Last week I read Michael Meyer’s new memoir, The Road to Sleeping Dragon (Bloomsbury, 2017). I really enjoyed his first two narrative/memoirs about Beijing and Manchuria. This one recaps some of those, but goes more into his early years in China when he arrived in Sichuan with the Peace Corps. It was 1995 and China was on the cusp of change, only no one really knew it at the time.
He was a teacher back in Madison, Wisconsin before he moved to China. In the Peace Corps, he used his teaching background at a college in a small Sichuan outpost out in the middle of nowhere. Other Peace Corps veterans like Peter Hessler, Rob Schmitz, and Mike Levy also wrote China memoirs and Meyer explains how this early training in China prepared him for a career as a journalist. It’s quite fascinating.
After his two-year Peace Corp stint is up (not all his class of volunteers made it through to the end), he applies for a teaching job in Beijing he found through a Peace Corps publication, but doesn’t hear from them. Thinking he’ll have to leave China (and do what?), he decides to travel around the country to get a last look at the place he’s called home for the past two years. And when he comes down with a GI ailment and barely makes it to a guest house in Chengdu, he gets a message from the school in Beijing. They offer him the job.
So how in the world did this school track him down at some random guest house in Chengdu? That’s one of those only-in-China stories (which happens to me in Hong Kong), where the Beijing school called Sichuan school where he had been teaching and someone knew his itinerary and figured he’d be staying at a guesthouse in Chengdu popular with most foreigners. Voila. There he was. This was before cell phones were popular in China. Things like this would never happen now since everyone has a mobile phone.
At his new school in Beijing, which is far from the city center (and not in a very happening or convenient area), he falls hard for a fellow teacher named Frances who grew up in Manchuria (thus his second book). The two date and he openly discusses the dynamics of multicultural couples in China back then. It was definitely more difficult for Frances, who was looked down as a passport-digger or a loose woman or both.

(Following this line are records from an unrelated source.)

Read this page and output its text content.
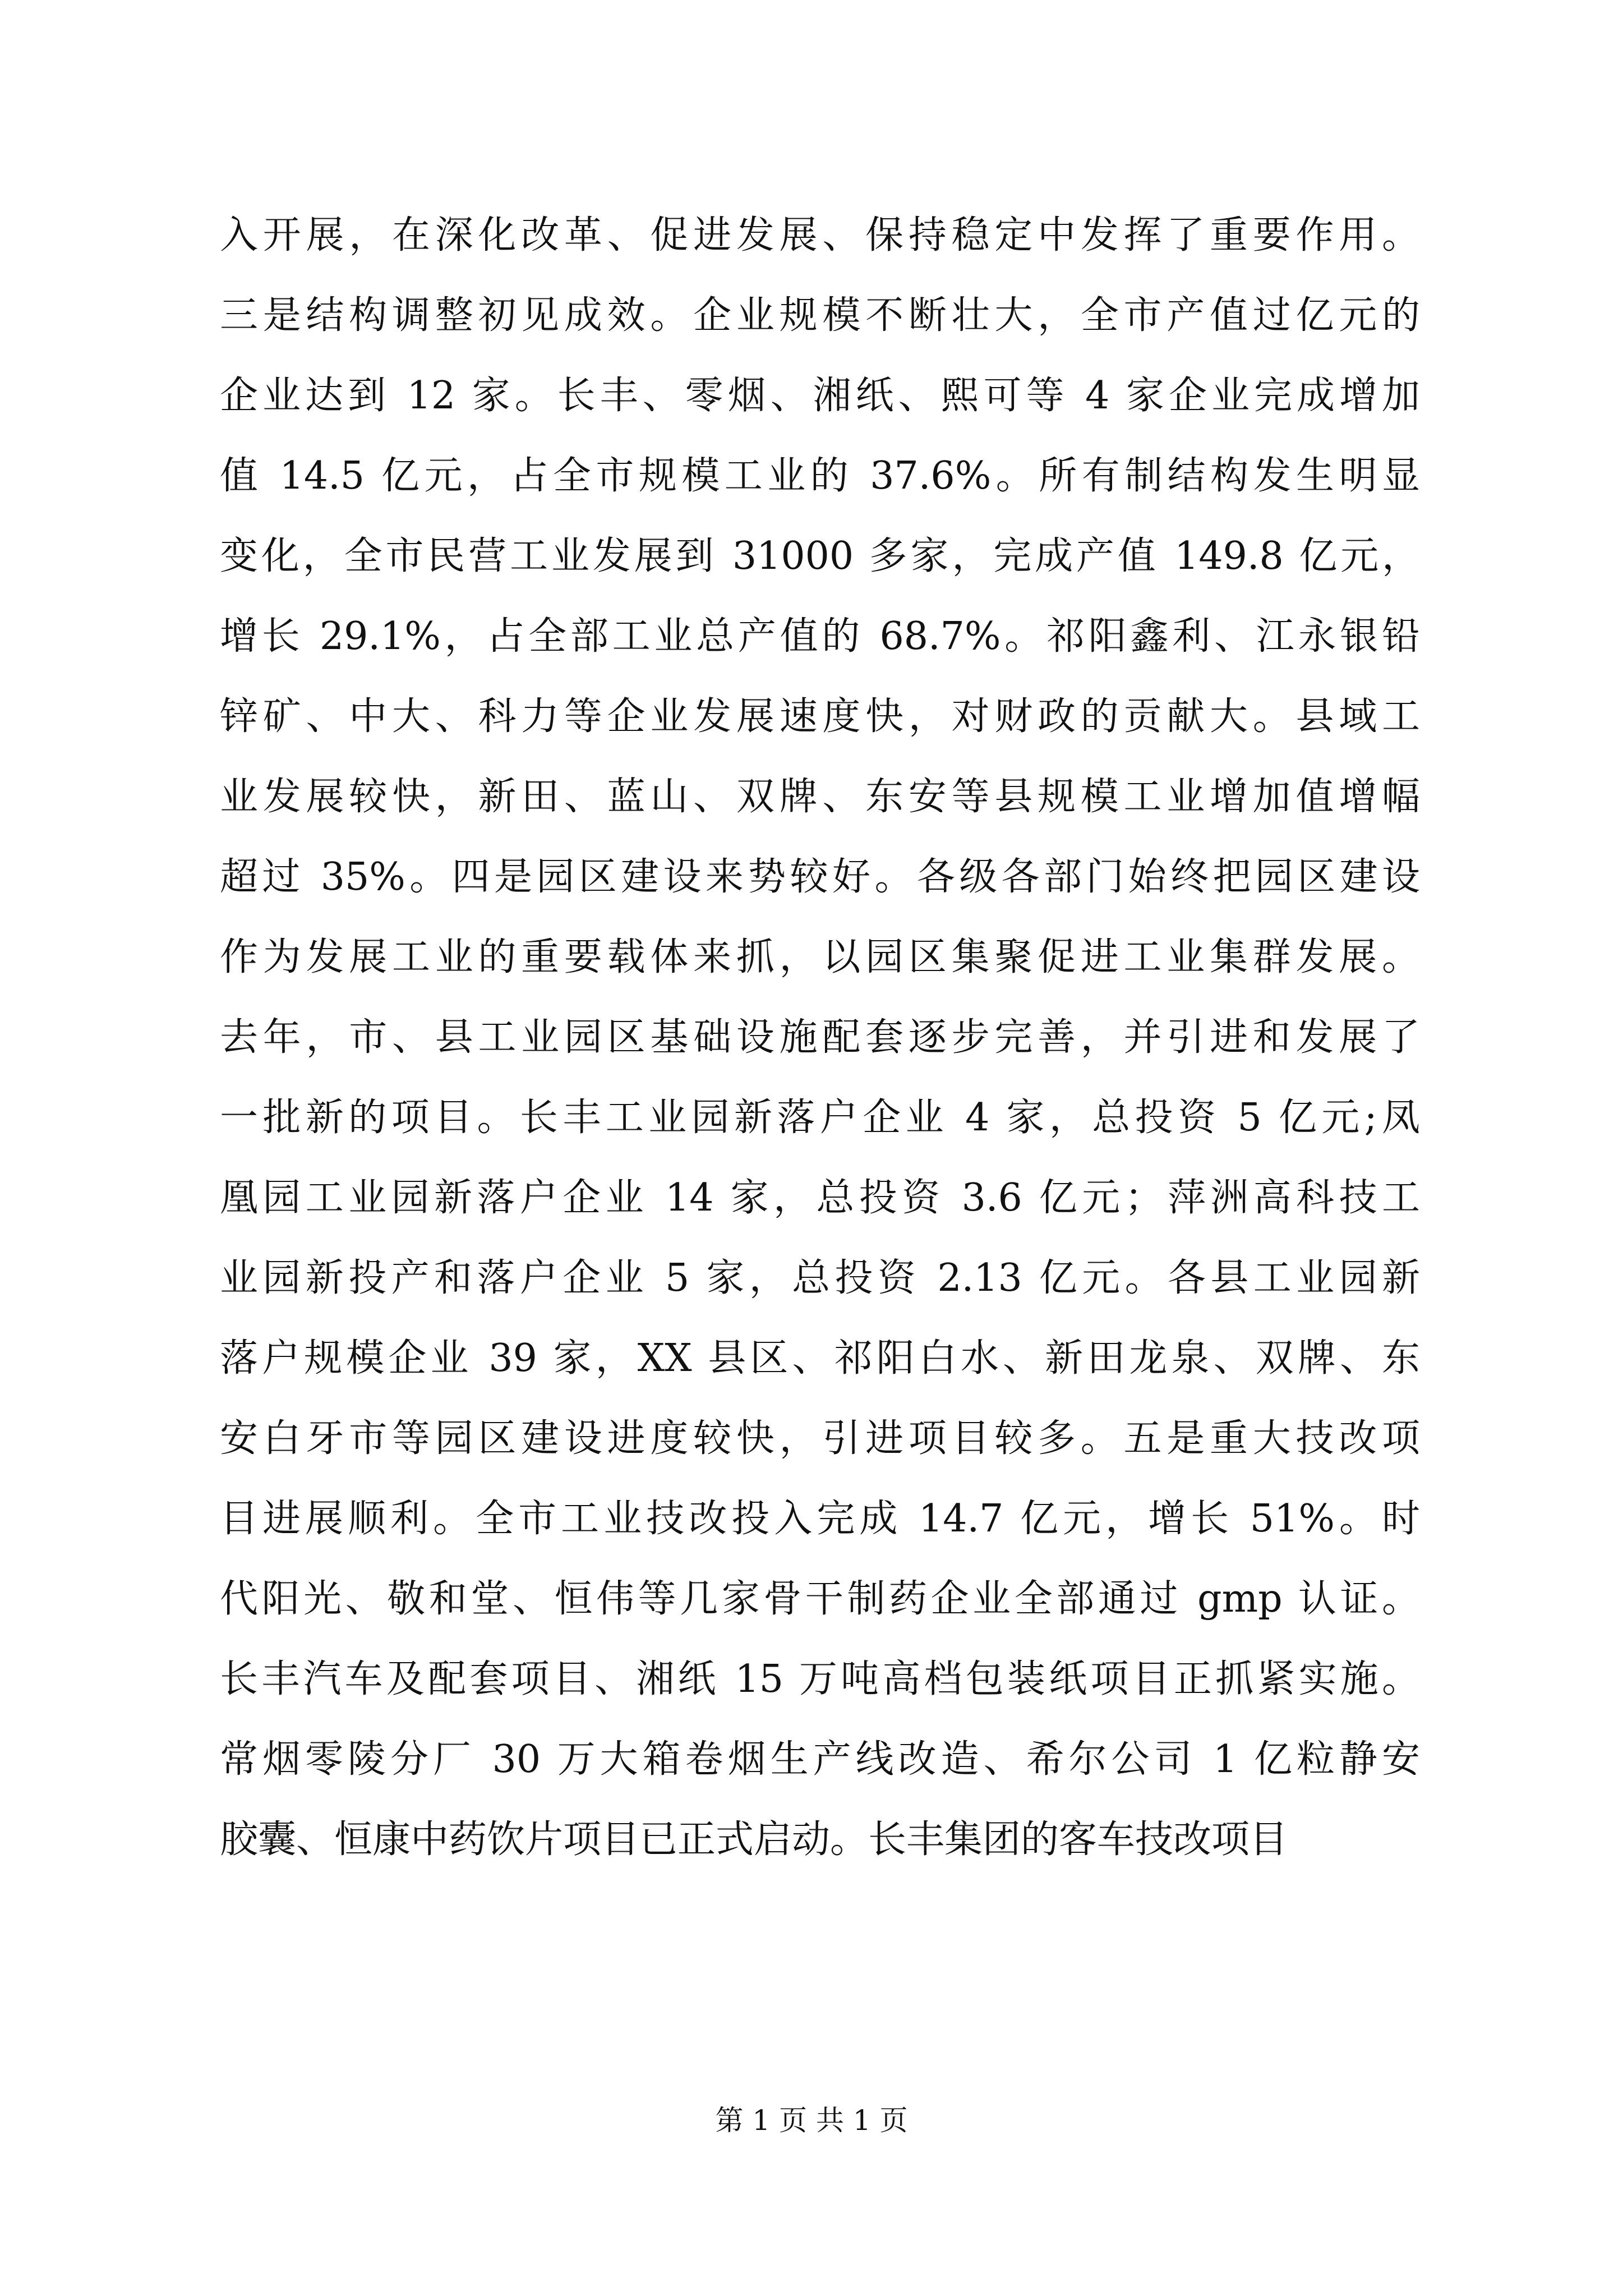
入开展，在深化改革、促进发展、保持稳定中发挥了重要作用。
三是结构调整初见成效。企业规模不断壮大，全市产值过亿元的
企业达到 12 家。长丰、零烟、湘纸、熙可等 4 家企业完成增加
值 14.5 亿元，占全市规模工业的 37.6%。所有制结构发生明显
变化，全市民营工业发展到 31000 多家，完成产值 149.8 亿元，
增长 29.1%，占全部工业总产值的 68.7%。祁阳鑫利、江永银铅
锌矿、中大、科力等企业发展速度快，对财政的贡献大。县域工
业发展较快，新田、蓝山、双牌、东安等县规模工业增加值增幅
超过 35%。四是园区建设来势较好。各级各部门始终把园区建设
作为发展工业的重要载体来抓，以园区集聚促进工业集群发展。
去年，市、县工业园区基础设施配套逐步完善，并引进和发展了
一批新的项目。长丰工业园新落户企业 4 家，总投资 5 亿元;凤
凰园工业园新落户企业 14 家，总投资 3.6 亿元；萍洲高科技工
业园新投产和落户企业 5 家，总投资 2.13 亿元。各县工业园新
落户规模企业 39 家，XX 县区、祁阳白水、新田龙泉、双牌、东
安白牙市等园区建设进度较快，引进项目较多。五是重大技改项
目进展顺利。全市工业技改投入完成 14.7 亿元，增长 51%。时
代阳光、敬和堂、恒伟等几家骨干制药企业全部通过 gmp 认证。
长丰汽车及配套项目、湘纸 15 万吨高档包装纸项目正抓紧实施。
常烟零陵分厂 30 万大箱卷烟生产线改造、希尔公司 1 亿粒静安
胶囊、恒康中药饮片项目已正式启动。长丰集团的客车技改项目
第 1 页 共 1 页
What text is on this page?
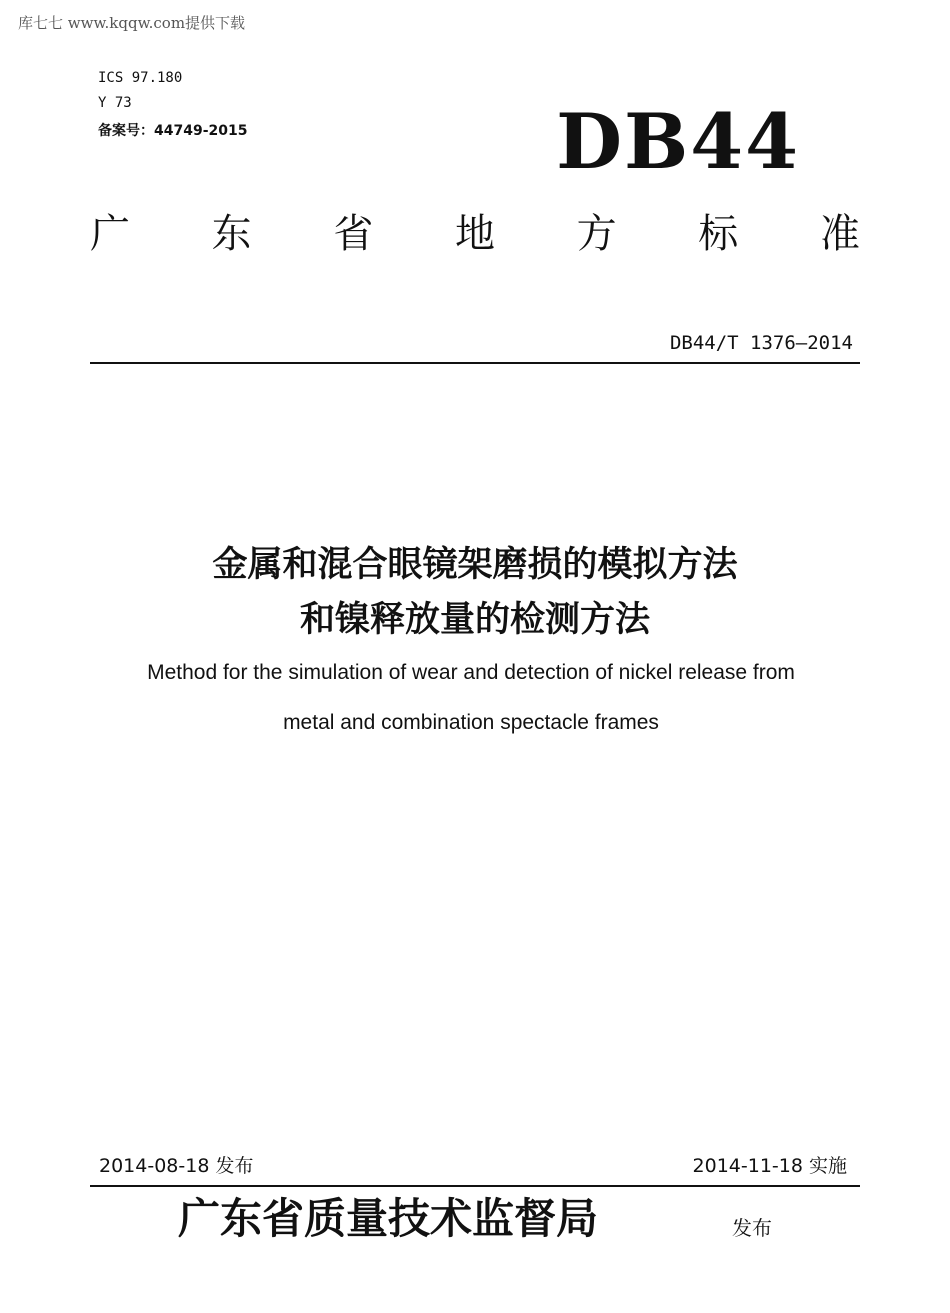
库七七 www.kqqw.com提供下载
ICS 97.180
Y 73
备案号：44749-2015	DB44
广 东 省 地 方 标 准
DB44/T 1376—2014
金属和混合眼镜架磨损的模拟方法
和镍释放量的检测方法
Method for the simulation of wear and detection of nickel release from
metal and combination spectacle frames
2014-08-18 发布	2014-11-18 实施
广东省质量技术监督局	发布
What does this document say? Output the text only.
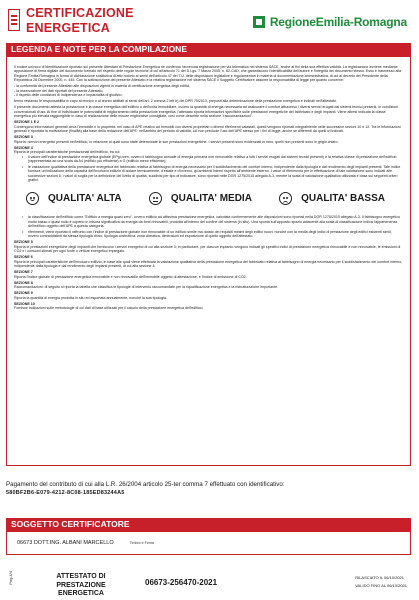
CERTIFICAZIONE
ENERGETICA	RegioneEmilia-Romagna
LEGENDA E NOTE PER LA COMPILAZIONE
Il codice univoco di identificazione riportato sul presente Attestato di Prestazione Energetica ne conferma l'avvenuta registrazione per via telematica nel sistema SACE, anche ai fini della sua effettiva validità. La registrazione avviene mediante apposizione di firma digitale del documento formato nel rispetto delle regole tecniche di cui all'articolo 71 del D.Lgs. 7 Marzo 2005, n. 82-CAD, che garantiscono l'identificabilità dell'autore e l'integrità del documento stesso. Esso è trasmesso alla Regione Emilia-Romagna in forma di dichiarazione sostitutiva di atto notorio ai sensi dell'articolo 47 del T.U. delle disposizioni legislative e regolamentari in materia di documentazione amministrativa, di cui al decreto del Presidente della Repubblica 28 Dicembre 2000, n. 445. Con la sottoscrizione del presente Attestato e la relativa registrazione nel sistema SACE il Soggetto Certificatore assume la responsabilità di legge per quanto concerne:
- la conformità del presente Attestato alle disposizioni vigenti in materia di certificazione energetica degli edifici,
- la osservazione dei dati riportati del presente Attestato,
- il rispetto delle condizioni di indipendenza e imparzialità di giudizio,
fermo restando le responsabilità in capo al tecnico o ai tecnici abilitati ai sensi dell'art. 2 comma 2 lett b) del DPR 75/2013, preposti alla determinazione della prestazione energetica e indicati nell'attestato.
Il presente documento attesta la prestazione e la classe energetica dell'edificio o dell'unità immobiliare, ovvero la quantità di energia necessaria ad assicurare il comfort attraverso i diversi servizi erogati dai sistemi tecnici presenti, in condizioni convenzionali d'uso. Al fine di individuare le potenzialità di miglioramento della prestazione energetica, l'attestato riporta informazioni specifiche sulle prestazioni energetiche del fabbricato e degli impianti. Viene altresì indicata la classe energetica più elevata raggiungibile in caso di realizzazione delle misure migliorative consigliate, così come descritte nella sezione "raccomandazioni".
SEZIONE 1 E 2
Contengono informazioni generali circa l'immobile e lo proprietà: nel caso di APE relativo ad immobili con diversi proprietari o diversi riferimenti catastali, questi vengono riportati integralmente nelle successive sezioni 10 e 12. Tra le informazioni generali è riportata la motivazione (finalità) alla base della redazione dell'APE: nell'ambito del periodo di validità, ciò non preclude l'uso dell'APE stesso per i fini di legge, anche se differenti da quelli ivi indicati.
SEZIONE 3
Riporta i servizi energetici presenti nell'edificio, in relazione ai quali sono state determinate le sue prestazioni energetiche. I servizi presenti sono evidenziati in nero, quelli non presenti sono in grigio chiaro.
SEZIONE 4
Riporta le principali caratteristiche prestazionali dell'edificio, tra cui:
• il valore dell'indice di prestazione energetica globale (EPgl,nren, ovvero il fabbisogno annuale di energia primaria non rinnovabile relativo a tutti i servizi erogati dai sistemi tecnici presenti) e la relativa classe di prestazione dell'edificio (rappresentata ad una scala da A4 (edificio più efficiente) a G (edificio meno efficiente);
• le valutazione qualitativa della prestazione energetica del fabbricato relativa al fabbisogno di energia necessario per il soddisfacimento del comfort interno, indipendente dalla tipologia e dal rendimento degli impianti presenti. Tale indice fornisce un'indicazione della capacità dell'involucro edilizio di isolare termicamente, d'estate e d'inverno, gli ambienti interni rispetto all'ambiente esterno. I valori di riferimento per le effettuazione di tale valutazione sono indicati alle successive sezioni 6; i valori di soglia per la definizione del livello di qualità, suddivisi per tipo di indicatore, sono riportati nelle DGR 1275/2015 allegato A-3, mentre la scala di valutazione qualitativa utilizzata è basa sui seguenti criteri grafici:
QUALITA' ALTA	QUALITA' MEDIA	QUALITA' BASSA
• la classificazione dell'edificio come "Edificio a energia quasi zero", ovvero edificio ad altissima prestazione energetica, calcolata conformemente alle disposizioni sono riportati nella DGR 1275/2015 allegato A-3. Il fabbisogno energetico molto basso o quasi nullo è coperto in misura significativa da energia da fonti rinnovabili, prodotta all'interno del confine del sistema (in situ). Una spunta sull'apposito spazio adiacente alla scala di classificazione indica l'appartenenza dell'edificio oggetto dell'APE a questa categoria.
• riferimenti, viene riportato il raffronto con l'indice di prestazione globale non rinnovabile di un edificio simile ma dotato dei requisiti minimi degli edifici nuovi, nonché con la media degli indici di prestazione degli edifici esistenti simili, ovvero contraddistinti da stessa tipologia d'uso, tipologia costruttiva, zona climatica, dimensioni ed esposizione di quello oggetto dell'attestato.
SEZIONE 5
Riporta le prestazioni energetiche degli impianti che forniscono i servizi energetici di cui alla sezione 3; in particolare, per ciascun impianto vengono indicati gli specifici indici di prestazione energetica rinnovabile e non rinnovabile, le emissioni di CO2 e i consumi stimati per ogni fonte o vettore energetico impiegato.
SEZIONE 6
Riporta le principali caratteristiche dell'involucro edilizio, in base alle quali viene effettuata la valutazione qualitativa della prestazione energetica del fabbricato relativa al fabbisogno di energia necessario per il soddisfacimento del comfort interno, indipendente dalla tipologia e dal rendimento degli impianti presenti, di cui alla sezione 4.
SEZIONE 7
Riporta l'indice globale di prestazione energetica rinnovabile e non rinnovabile dell'immobile oggetto di attestazione, e l'indice di emissione di CO2.
SEZIONE 8
Raccomandazioni: di seguito si riporta la tabella che classifica le tipologie di intervento raccomandate per la riqualificazione energetica e la ristrutturazione importante.
SEZIONE 9
Riporta la quantità di energia prodotta in situ ed esportata annualmente, nonché la sua tipologia.
SEZIONE 10
Fornisce indicazioni sulle metodologie di cui dati di base utilizzati per il calcolo della prestazione energetica dell'edificio.
Pagamento del contributo di cui alla L.R. 26/2004 articolo 25-ter comma 7 effettuato con identificativo:
580BF2B6-E079-4212-8C08-185ED83244A5
SOGGETTO CERTIFICATORE
06673 DOTT.ING. ALBANI MARCELLO	Timbro e Firma
Pag.4/4	ATTESTATO DI
PRESTAZIONE ENERGETICA
06673-256470-2021
RILASCIATO IL 06/10/2021
VALIDO FINO AL 06/10/2031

Meyer details her difficulty in getting a tourist visa when he invites her to a wedding back in the US. It was painful to read those pages; the reader could feel their frustration in his words. But what baffled me was why he never went inside the embassy with her when she applied for her US visa. I went to the US consulate in Shanghai with my dad’s students’ families four years before Meyer stepped foot in China. Meyer could have explained that he and Frances would be returning to Beijing after the wedding in the US because they both had jobs at the same Beijing school. Meyer’s father provided the financial sponsorship in Frances’s application, so it wasn’t like the embassy staff was unaware of the Meyer family. And if there was a good reason for him not to accompany her, that was left out.
Some other small, but noticeable details. He writes about the currency in China in the mid-90s and how the design of the bills changed around then. He also tells how foreigners were charged more for hotels, airfare, and other commodities than what Chinese nationals paid. But he doesn’t mention foreign exchange certificates (FEC), which foreigners used from the time the US and China restored relations until 1994, a year before he arrived in China. (Foreigners were supposed to only use FEC, although they were given change in renminbi.) And these FECs were used in Friendship Stores, also off bounds to Chinese nationals. There’s no mention of these stores either.
One more minor omission. He and Frances travel around China and stay together overnight for the first time after they leave Beijing for a short while. Back in the mid-90s, I had to show a marriage certificate when I stayed in a hotel or guest house with my Chinese husband. He doesn’t mention anything about marriage certificates (they didn’t have one at that point) or if there were issues with them sharing a room when they weren’t married. Maybe the rule didn’t apply to western men and Chinese women, but even so, I would have thought it’d be something worth mentioning when he described what it was like to have a cross-cultural relationship in China then.
The most chilling–and my favorite–part was when Meyer returned to his old school in Sichuan a handful of years after he left the Peace Corps. The whole city had changed, down to the paved road and shops. That small part of the book shows how much China has developed over a short amount of time. It’s been over 20 years since Meyer first went to China, but the changes happened much quicker than that.
If you’ve read Meyer’s first two books, you’ll see some overlap with this one, but I still recommend it. The Peace Corps years and his time in China twenty years after that are interesting. I also enjoyed reading about his work in architectural and environmental conservation. And if you haven’t read his books, this one is good. I’d also suggest reading his first two books after you finish this one.